Sul rapporto tra Benedetto XVI e la Fraternità, è vero che Joseph Ratzinger ebbe un atteggiamento molto più aperto e dialogante con il mondo tradizionalista rispetto al suo successore, ma sulla questione che è qui in discussione fu categorico: “Un’ordinazione episcopale priva di mandato pontificio comporta il pericolo di uno scisma, poiché mette a repentaglio l’unità del Collegio dei Vescovi con il Papa”; e aggiunse: “Per chiarire ancora una volta questo punto: fino a quando le questioni dottrinali non saranno chiarite, la Fraternità non ha alcuno status canonico nella Chiesa e i suoi ministri – anche se sono stati liberati dalla pena ecclesiastica – non esercitano legittimamente alcun ministero nella Chiesa”.

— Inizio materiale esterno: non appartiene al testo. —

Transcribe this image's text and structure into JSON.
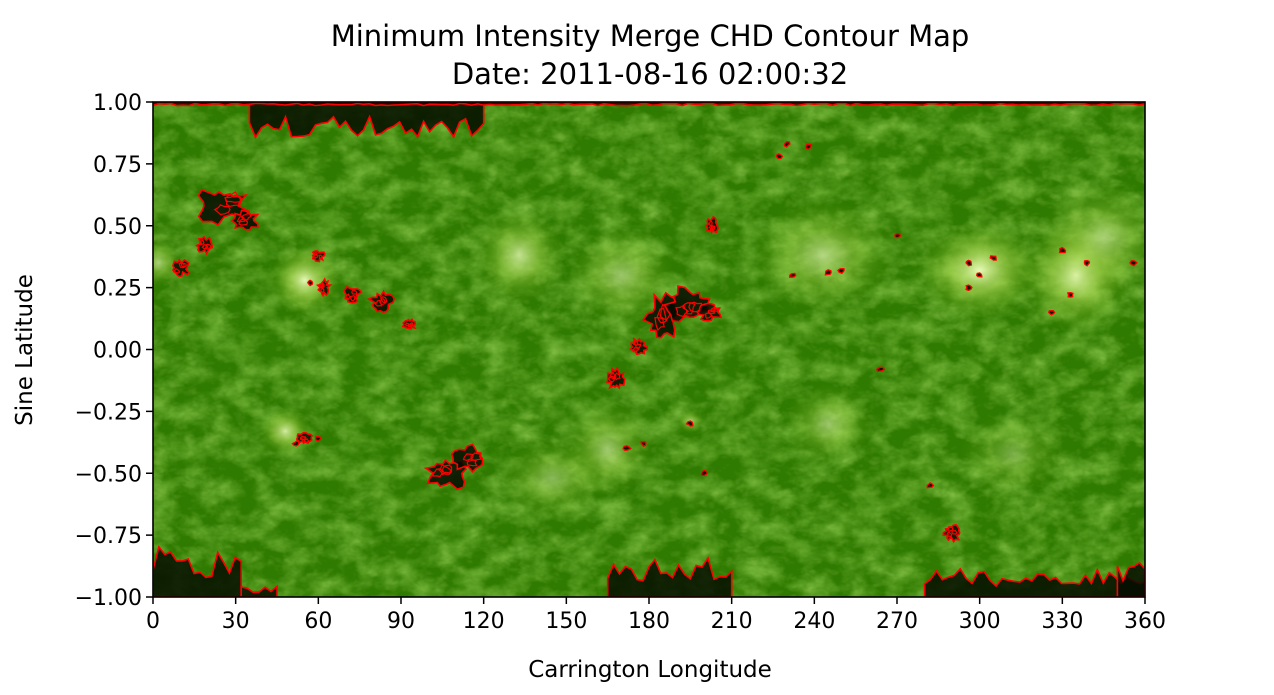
{
  "chart_data": {
    "type": "heatmap",
    "title": "Minimum Intensity Merge CHD Contour Map",
    "subtitle": "Date: 2011-08-16 02:00:32",
    "xlabel": "Carrington Longitude",
    "ylabel": "Sine Latitude",
    "xlim": [
      0,
      360
    ],
    "ylim": [
      -1.0,
      1.0
    ],
    "xticks": [
      "0",
      "30",
      "60",
      "90",
      "120",
      "150",
      "180",
      "210",
      "240",
      "270",
      "300",
      "330",
      "360"
    ],
    "yticks": [
      "1.00",
      "0.75",
      "0.50",
      "0.25",
      "0.00",
      "−0.25",
      "−0.50",
      "−0.75",
      "−1.00"
    ],
    "grid": false,
    "colormap": {
      "dark": "#0a1a00",
      "base": "#2f7a00",
      "bright": "#e8ffb0"
    },
    "contour_color": "#ff0000",
    "bright_regions": [
      {
        "lon": 55,
        "lat": 0.28,
        "strength": 1.0,
        "rlon": 8,
        "rlat": 0.09
      },
      {
        "lon": 48,
        "lat": -0.33,
        "strength": 0.9,
        "rlon": 6,
        "rlat": 0.06
      },
      {
        "lon": 133,
        "lat": 0.38,
        "strength": 0.8,
        "rlon": 10,
        "rlat": 0.12
      },
      {
        "lon": 170,
        "lat": 0.3,
        "strength": 0.6,
        "rlon": 12,
        "rlat": 0.12
      },
      {
        "lon": 165,
        "lat": -0.4,
        "strength": 0.6,
        "rlon": 10,
        "rlat": 0.12
      },
      {
        "lon": 145,
        "lat": -0.52,
        "strength": 0.5,
        "rlon": 12,
        "rlat": 0.1
      },
      {
        "lon": 243,
        "lat": 0.38,
        "strength": 0.7,
        "rlon": 16,
        "rlat": 0.14
      },
      {
        "lon": 245,
        "lat": -0.3,
        "strength": 0.55,
        "rlon": 10,
        "rlat": 0.1
      },
      {
        "lon": 300,
        "lat": 0.32,
        "strength": 1.0,
        "rlon": 14,
        "rlat": 0.12
      },
      {
        "lon": 335,
        "lat": 0.3,
        "strength": 1.0,
        "rlon": 12,
        "rlat": 0.14
      },
      {
        "lon": 345,
        "lat": 0.45,
        "strength": 0.6,
        "rlon": 14,
        "rlat": 0.14
      },
      {
        "lon": 312,
        "lat": -0.42,
        "strength": 0.4,
        "rlon": 12,
        "rlat": 0.1
      },
      {
        "lon": 195,
        "lat": -0.29,
        "strength": 0.7,
        "rlon": 3,
        "rlat": 0.03
      },
      {
        "lon": 2,
        "lat": 0.35,
        "strength": 0.6,
        "rlon": 5,
        "rlat": 0.06
      }
    ],
    "coronal_holes": [
      {
        "lon": 25,
        "lat": 0.58,
        "rlon": 9,
        "rlat": 0.07
      },
      {
        "lon": 33,
        "lat": 0.52,
        "rlon": 5,
        "rlat": 0.04
      },
      {
        "lon": 19,
        "lat": 0.42,
        "rlon": 3,
        "rlat": 0.03
      },
      {
        "lon": 10,
        "lat": 0.33,
        "rlon": 3,
        "rlat": 0.03
      },
      {
        "lon": 62,
        "lat": 0.25,
        "rlon": 2,
        "rlat": 0.03
      },
      {
        "lon": 72,
        "lat": 0.22,
        "rlon": 3,
        "rlat": 0.03
      },
      {
        "lon": 83,
        "lat": 0.19,
        "rlon": 4,
        "rlat": 0.04
      },
      {
        "lon": 93,
        "lat": 0.1,
        "rlon": 2,
        "rlat": 0.02
      },
      {
        "lon": 185,
        "lat": 0.12,
        "rlon": 6,
        "rlat": 0.09
      },
      {
        "lon": 194,
        "lat": 0.18,
        "rlon": 7,
        "rlat": 0.07
      },
      {
        "lon": 202,
        "lat": 0.15,
        "rlon": 4,
        "rlat": 0.03
      },
      {
        "lon": 176,
        "lat": 0.01,
        "rlon": 3,
        "rlat": 0.03
      },
      {
        "lon": 168,
        "lat": -0.12,
        "rlon": 3,
        "rlat": 0.04
      },
      {
        "lon": 203,
        "lat": 0.5,
        "rlon": 2,
        "rlat": 0.03
      },
      {
        "lon": 107,
        "lat": -0.5,
        "rlon": 7,
        "rlat": 0.06
      },
      {
        "lon": 115,
        "lat": -0.44,
        "rlon": 6,
        "rlat": 0.05
      },
      {
        "lon": 290,
        "lat": -0.74,
        "rlon": 3,
        "rlat": 0.03
      },
      {
        "lon": 55,
        "lat": -0.36,
        "rlon": 3,
        "rlat": 0.02
      },
      {
        "lon": 60,
        "lat": 0.38,
        "rlon": 2,
        "rlat": 0.02
      }
    ],
    "polar_holes": [
      {
        "lon_start": 0,
        "lon_end": 32,
        "lat_edge": -0.86,
        "pole": "south"
      },
      {
        "lon_start": 32,
        "lon_end": 45,
        "lat_edge": -0.97,
        "pole": "south"
      },
      {
        "lon_start": 165,
        "lon_end": 210,
        "lat_edge": -0.89,
        "pole": "south"
      },
      {
        "lon_start": 280,
        "lon_end": 360,
        "lat_edge": -0.92,
        "pole": "south"
      },
      {
        "lon_start": 350,
        "lon_end": 360,
        "lat_edge": -0.9,
        "pole": "south"
      },
      {
        "lon_start": 35,
        "lon_end": 120,
        "lat_edge": 0.9,
        "pole": "north"
      },
      {
        "lon_start": 0,
        "lon_end": 360,
        "lat_edge": 0.99,
        "pole": "north"
      }
    ],
    "speckles": [
      {
        "lon": 232,
        "lat": 0.3
      },
      {
        "lon": 245,
        "lat": 0.31
      },
      {
        "lon": 250,
        "lat": 0.32
      },
      {
        "lon": 296,
        "lat": 0.35
      },
      {
        "lon": 300,
        "lat": 0.3
      },
      {
        "lon": 305,
        "lat": 0.37
      },
      {
        "lon": 296,
        "lat": 0.25
      },
      {
        "lon": 330,
        "lat": 0.4
      },
      {
        "lon": 333,
        "lat": 0.22
      },
      {
        "lon": 326,
        "lat": 0.15
      },
      {
        "lon": 339,
        "lat": 0.35
      },
      {
        "lon": 356,
        "lat": 0.35
      },
      {
        "lon": 178,
        "lat": -0.38
      },
      {
        "lon": 172,
        "lat": -0.4
      },
      {
        "lon": 195,
        "lat": -0.3
      },
      {
        "lon": 200,
        "lat": -0.5
      },
      {
        "lon": 227,
        "lat": 0.78
      },
      {
        "lon": 230,
        "lat": 0.83
      },
      {
        "lon": 282,
        "lat": -0.55
      },
      {
        "lon": 270,
        "lat": 0.46
      },
      {
        "lon": 264,
        "lat": -0.08
      },
      {
        "lon": 52,
        "lat": -0.38
      },
      {
        "lon": 60,
        "lat": -0.36
      },
      {
        "lon": 57,
        "lat": 0.27
      },
      {
        "lon": 238,
        "lat": 0.82
      }
    ]
  }
}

Quanto alle minacce che proverrebbero da Roma – scrive Cortese: “Mentre Roma minaccia la massima sanzione (la scomunica latae sententiae), ecc.” – è bene precisare che Roma non minaccia nessuno, ma è il diritto canonico che, al canone 1387, dice chiaramente: “Sia il vescovo che, senza mandato pontificio, sia colui che riceve da lui la consacrazione, incorrono nella scomunica latae sententiae (automatica, N.d.A.) riservata alla Sede Apostolica”.
Concludendo, la ragione alla base delle nuove consacrazioni non è la Messa in latino – da difendere – né il neomodernismo – da combattere-, ma è la pretesa della Fraternità Sacerdotale San Pio X di ergersi a giudice ultimo e infallibile su cosa costituisca la vera fede, è l’arrogarsi il diritto di salvaguardare da sola l’ortodossia cattolica e di ignorare il giudizio della Santa Sede, è l’attribuirsi un ruolo superiore al magistero della Chiesa… e questo è inaccettabile!